Wettedadal 13


  • De grote mantelmeeuw is een predator. Hij kan op de eenden vallen die op het water zitten om ze te verdrinken en daarna op de peuzelen. De kleine mantelmeeuw heeft groengele poten. De grote mantelmeeuw heeft roze poten.

Grote mantelmeeuw: roze poten

Kleine mantelmeeuw: groengele poten

  • De zoutgrens van de Schelde loopt tot ongeveer Kruibeke. Men kan dat goed opmerken aan de lengte van het riet op de oever: hoe minder zout hoe hoger het riet. En dat kan oplopen tot ongeveer 3 meter. Natuurpunt zorg ervoor dat het riet, maar ook de kleine waterwilgjes, om de 5 jaar wordt gemaaid in de door hen beheerde gebieden langs de oever. Dit om te voorkomen dat er een wilgenwildgroei ontstaat.

Discussiepuntje: ofwel laat men de natuur zijn gang gaan ofwel komt de mens overal tussen. Wat vind jij?

  • Binnendijks betekent de grond naar het binnenland toe.

Buitendijks betekent naar de rivier of de zee toe.

  • Steendorp ligt op een cuestarug. Een uitloper van de cuesta van Boom. ‘t Is te zeggen op klei uit het tertiaire tijdperk uit de periode dat er hier nog zee was.

Men won de klei om er stenen van te bakken voor de huizenbouw. Evenals in Boom trouwens. Maar ook voor het aanleggen van de dijken.

  • De zaadjes van de bosrank zijn meegekomen met het vervoer van breuksteen uit de Ardennen.
  • Het Groot Schoor in Bornem werd gevormd door de zomerdijk van de Schelde in de winter te laten overlopen tot aan de winterdijk.

Die lag wat hoger dan de zomerdijk zodat het water er in een grote kom bleef staan en er vruchtbaar slib kon achterlaten. Men is nu (2025) al een paar jaar bezig om nieuwe dijken aan te leggen voor permanente bevloeiing.

Het zal bijgevolg tweemaal per dag volledig onderlopen bij hoog water. Bij laag water zullen steltlopers, eenden, ganzen en andere vogels komen zoeken naar voedsel in het slib van het slik, de schorren en de platen. Het voedsel kan bestaan uit allerlei soorten kleine bodemdiertjes, maar ook plantjes.

Een slik loopt 2 maal per dag onder telkens bij hoog water en een schor 2 maal per maand, alleen maar bij springtij.
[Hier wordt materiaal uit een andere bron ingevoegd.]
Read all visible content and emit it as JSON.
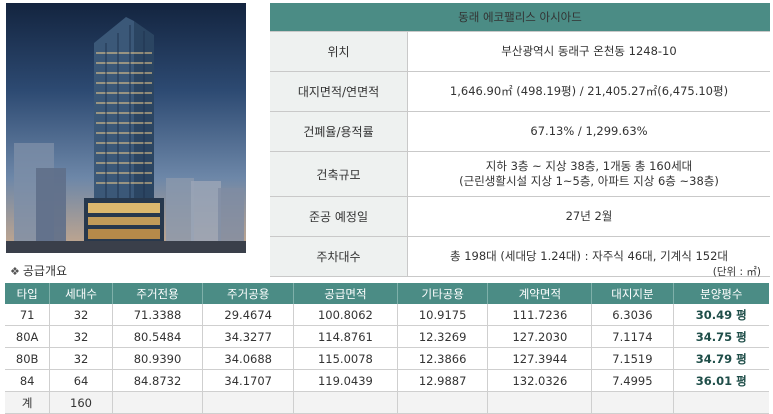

Een plaat komt bloot langs de oevers bij laag water.

Een moerasbos bestaat voornamelijk uit elzen en populieren. Vroeger waren er in de streek van Klein – Brabant veel mandenmakerijen. Wijmen zijn gecultiveerde takken van wilgen en werden gekapt langs de oever van de Schelde. Ze werden manueel verwerkt tot aardappelmanden, wiegen, honden- en kattennesten, maar ook tot zetels en valiezen.

Bornem was een centrum van de mandenmakerij. Meer dan de helft van de mannen waren mandenmakers.

  • Populieren oogst men na ongeveer 25 jaar. Ze zijn gekloond of gestekt en bijgevolg gevoelig voor ziektes: de bladeren vallen dan snel af. Populierenhout heeft geen smaak of reuk. Vandaar dat het hout veel in de voedingsindustrie wordt gebruikt voor bakjes voor sinaasappelen enz.
  • De bessen van de Gelderse roos stinken niet alleen maar zijn ook niet smakelijk voor de vogels. Ze zijn ook giftig.
  • De Japanse duizendknoop werd in de 18e eeuw binnen gebracht voor decoratie. Het is echter een woekeraar in het wild en overwoekert de oorspronkelijke vegetatie.

Men heeft lang geprobeerd deze plant uit te roeien maar tevergeefs. Hij wordt veel gebruikt bij het bloemschikken.